«Les Mains de Camille», ou la vie de Claudel revisitée par la Compagnie Les Anges au Plafond
Crédit photo: V. Muteau
«Pourquoi ? Pourquoi ?» Ainsi commence l’invariable plainte de Camille Claudel, qui s’interroge sur les raisons qui ont poussé à son internement dans l’asile de Montdevergues, où elle restera, isolée du monde, durant trente ans…
Passant alternativement de la période de son enfermement à celle de la liberté, le spectacle créé par la Compagnie Les Anges au Plafond nous propose de revenir sur les principales étapes de sa vie: son enfance à Villeneuve et ses premières créations artistiques, le départ avec toute sa famille à Paris, sa rencontre avec Rodin d’où naîtra un amour passionnel qui se révélera destructeur pour Camille…
Dans un décor travaillé au millimètre près, quatre jeunes femmes évoluent sur scène et redonnent vie à la célèbre artiste et ceux qui l’ont entourée à travers des marionnettes étrangement vivantes.
Manipulées par la comédienne Camille Trouvé qui, grâce à sa formidable énergie, leur insuffle la vie, les poupées de plâtre et de chiffons dégagent une présence inattendue.

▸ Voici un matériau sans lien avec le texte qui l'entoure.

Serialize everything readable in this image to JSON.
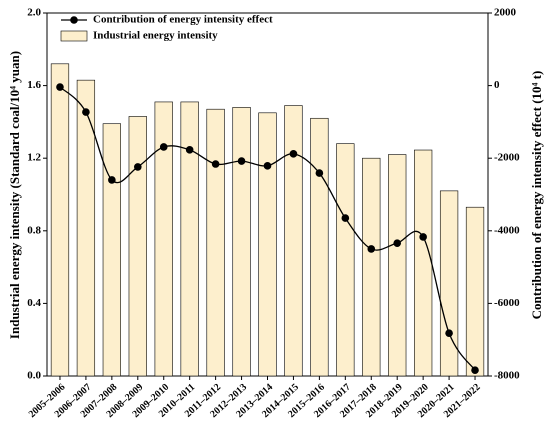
{
  "chart_data": {
    "type": "bar",
    "categories": [
      "2005–2006",
      "2006–2007",
      "2007–2008",
      "2008–2009",
      "2009–2010",
      "2010–2011",
      "2011–2012",
      "2012–2013",
      "2013–2014",
      "2014–2015",
      "2015–2016",
      "2016–2017",
      "2017–2018",
      "2018–2019",
      "2019–2020",
      "2020–2021",
      "2021–2022"
    ],
    "series": [
      {
        "name": "Contribution of energy intensity effect",
        "type": "line",
        "axis": "y2",
        "color": "#000000",
        "values": [
          -40,
          -730,
          -2600,
          -2240,
          -1690,
          -1770,
          -2160,
          -2080,
          -2210,
          -1880,
          -2410,
          -3650,
          -4500,
          -4340,
          -4170,
          -6820,
          -7840
        ]
      },
      {
        "name": "Industrial energy intensity",
        "type": "bar",
        "color": "#fdefcd",
        "values": [
          1.72,
          1.63,
          1.39,
          1.43,
          1.51,
          1.51,
          1.47,
          1.48,
          1.45,
          1.49,
          1.42,
          1.28,
          1.2,
          1.22,
          1.245,
          1.02,
          0.93
        ]
      }
    ],
    "ylabel": "Industrial energy intensity (Standard coal/10⁴ yuan)",
    "y2label": "Contribution of energy intensity effect (10⁴ t)",
    "ylim": [
      0,
      2
    ],
    "yticks": [
      {
        "value": 0,
        "label": "0.0"
      },
      0.4,
      0.8,
      1.2,
      1.6,
      {
        "value": 2,
        "label": "2.0"
      }
    ],
    "y2lim": [
      -8000,
      2000
    ],
    "y2ticks": [
      -8000,
      -6000,
      -4000,
      -2000,
      0,
      2000
    ],
    "legend": "upper left"
  }
}
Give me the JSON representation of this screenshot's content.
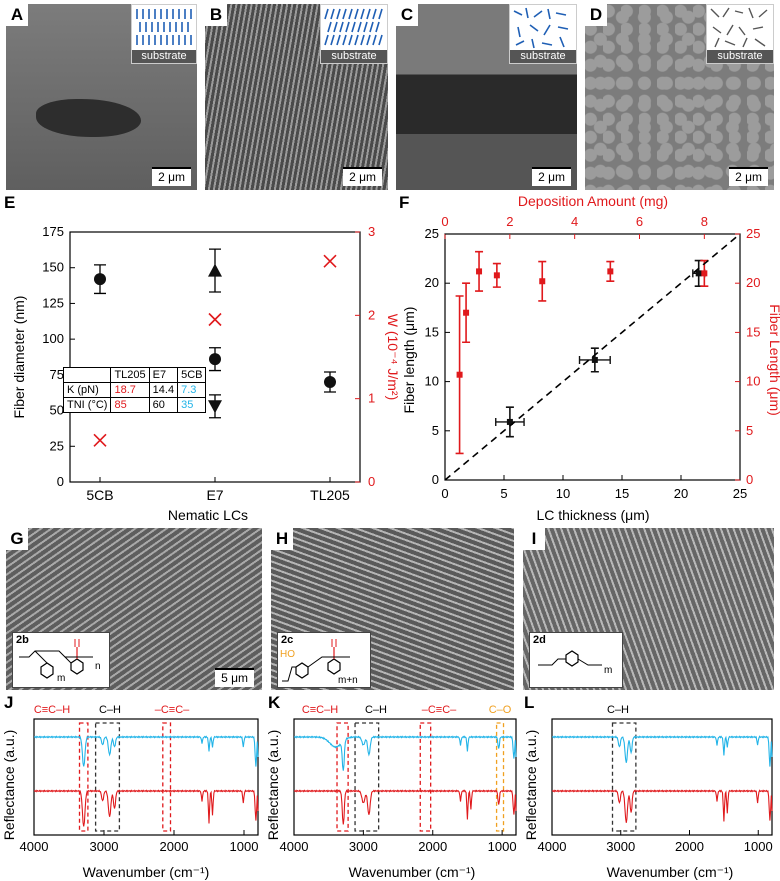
{
  "sem_top": [
    {
      "letter": "A",
      "inset_label": "substrate",
      "scale": "2 μm"
    },
    {
      "letter": "B",
      "inset_label": "substrate",
      "scale": "2 μm"
    },
    {
      "letter": "C",
      "inset_label": "substrate",
      "scale": "2 μm"
    },
    {
      "letter": "D",
      "inset_label": "substrate",
      "scale": "2 μm"
    }
  ],
  "sem_bottom": [
    {
      "letter": "G",
      "molecule": "2b",
      "scale": "5 μm"
    },
    {
      "letter": "H",
      "molecule": "2c",
      "scale": ""
    },
    {
      "letter": "I",
      "molecule": "2d",
      "scale": ""
    }
  ],
  "molecule_labels": {
    "2b_sub": "n",
    "2b_m": "m",
    "2c_sub": "m+n",
    "2c_ho": "HO",
    "2d_sub": "m"
  },
  "panel_letters": {
    "E": "E",
    "F": "F",
    "J": "J",
    "K": "K",
    "L": "L"
  },
  "table_E": {
    "header": [
      "",
      "TL205",
      "E7",
      "5CB"
    ],
    "rows": [
      [
        "K (pN)",
        "18.7",
        "14.4",
        "7.3"
      ],
      [
        "TNI (°C)",
        "85",
        "60",
        "35"
      ]
    ]
  },
  "ir_bands": {
    "J": [
      "C≡C–H",
      "C–H",
      "–C≡C–"
    ],
    "K": [
      "C≡C–H",
      "C–H",
      "–C≡C–",
      "C–O"
    ],
    "L": [
      "C–H"
    ]
  },
  "colors": {
    "red": "#e0191c",
    "cyan": "#22b4e8",
    "orange": "#f0a020",
    "blue": "#1f5fb5"
  },
  "chart_data": [
    {
      "panel": "E",
      "type": "scatter",
      "xlabel": "Nematic LCs",
      "ylabel": "Fiber diameter (nm)",
      "ylabel_right": "W (10⁻⁴ J/m²)",
      "categories": [
        "5CB",
        "E7",
        "TL205"
      ],
      "ylim": [
        0,
        175
      ],
      "yticks": [
        0,
        25,
        50,
        75,
        100,
        125,
        150,
        175
      ],
      "ylim_right": [
        0,
        3
      ],
      "yticks_right": [
        0,
        1,
        2,
        3
      ],
      "series": [
        {
          "marker": "circle",
          "points": [
            {
              "x": "5CB",
              "y": 142,
              "err": 10
            },
            {
              "x": "E7",
              "y": 86,
              "err": 8
            },
            {
              "x": "TL205",
              "y": 70,
              "err": 7
            }
          ]
        },
        {
          "marker": "triangle-up",
          "points": [
            {
              "x": "E7",
              "y": 148,
              "err": 15
            }
          ]
        },
        {
          "marker": "triangle-down",
          "points": [
            {
              "x": "E7",
              "y": 53,
              "err": 8
            }
          ]
        },
        {
          "marker": "cross",
          "axis": "right",
          "points": [
            {
              "x": "5CB",
              "y": 0.5
            },
            {
              "x": "E7",
              "y": 1.95
            },
            {
              "x": "TL205",
              "y": 2.65
            }
          ]
        }
      ]
    },
    {
      "panel": "F",
      "type": "scatter",
      "xlabel": "LC thickness (μm)",
      "ylabel": "Fiber length (μm)",
      "xlabel_top": "Deposition Amount (mg)",
      "ylabel_right": "Fiber Length (μm)",
      "xlim": [
        0,
        25
      ],
      "xticks": [
        0,
        5,
        10,
        15,
        20,
        25
      ],
      "ylim": [
        0,
        25
      ],
      "yticks": [
        0,
        5,
        10,
        15,
        20,
        25
      ],
      "xlim_top": [
        0,
        9.1
      ],
      "xticks_top": [
        0,
        2,
        4,
        6,
        8
      ],
      "yticks_right": [
        0,
        5,
        10,
        15,
        20,
        25
      ],
      "series": [
        {
          "color": "black",
          "points": [
            {
              "x": 5.5,
              "y": 5.9,
              "xerr": 1.2,
              "yerr": 1.5
            },
            {
              "x": 12.7,
              "y": 12.2,
              "xerr": 1.3,
              "yerr": 1.2
            },
            {
              "x": 21.5,
              "y": 21.0,
              "xerr": 0.5,
              "yerr": 1.3
            }
          ]
        },
        {
          "color": "red",
          "axis": "top-right",
          "points": [
            {
              "x": 0.45,
              "y": 10.7,
              "yerr": 8
            },
            {
              "x": 0.65,
              "y": 17.0,
              "yerr": 3
            },
            {
              "x": 1.05,
              "y": 21.2,
              "yerr": 2
            },
            {
              "x": 1.6,
              "y": 20.8,
              "yerr": 1.2
            },
            {
              "x": 3.0,
              "y": 20.2,
              "yerr": 2
            },
            {
              "x": 5.1,
              "y": 21.2,
              "yerr": 1
            },
            {
              "x": 8.0,
              "y": 21.0,
              "yerr": 1.3
            }
          ]
        },
        {
          "style": "dashed",
          "points": [
            {
              "x": 0,
              "y": 0
            },
            {
              "x": 25,
              "y": 25
            }
          ]
        }
      ]
    },
    {
      "panel": "J",
      "type": "line",
      "xlabel": "Wavenumber (cm⁻¹)",
      "ylabel": "Reflectance (a.u.)",
      "xlim": [
        4000,
        800
      ],
      "xticks": [
        4000,
        3000,
        2000,
        1000
      ]
    },
    {
      "panel": "K",
      "type": "line",
      "xlabel": "Wavenumber (cm⁻¹)",
      "ylabel": "Reflectance (a.u.)",
      "xlim": [
        4000,
        800
      ],
      "xticks": [
        4000,
        3000,
        2000,
        1000
      ]
    },
    {
      "panel": "L",
      "type": "line",
      "xlabel": "Wavenumber (cm⁻¹)",
      "ylabel": "Reflectance (a.u.)",
      "xlim": [
        4000,
        800
      ],
      "xticks": [
        4000,
        3000,
        2000,
        1000
      ]
    }
  ]
}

Comme pétries de la propre main de Camille Claudel, elles suscitent chez le spectateur aussi bien l’émotion que l’admiration.
Durant tout le spectacle, le public se laisse porter par l’enchaînement de tableaux toujours très esthétiques et ponctués par les déplacements d’un grand voile blanc, le jeu d’actrice de la marionnettiste et de Marie Girardin, la musique de la violoncelliste Martina Rodriguez et la voix d’Awena Burguess.
Plus qu’une simple réinterprétation de la vie de Camille, la Compagnie pose, sous-jacente, la question de la censure contemporaine : qu’est-ce qui aujourd’hui fait scandale ? La censure se manifeste-t-elle de façon visible ou invisible ?
Cette thématique est fondamentale dans «Les mains de Camille, ou le temps de l’oubli», premier volet du diptyque autour de la censure.
Le spectacle, proposé à la fois par l’Estive, Scène nationale de Foix et de l’Ariège et l’Association Arlésie, se déroulait les 28 et 29 novembre au Carla-Bayle, où une étonnante appropriation du gymnase s’était opérée pour l’occasion.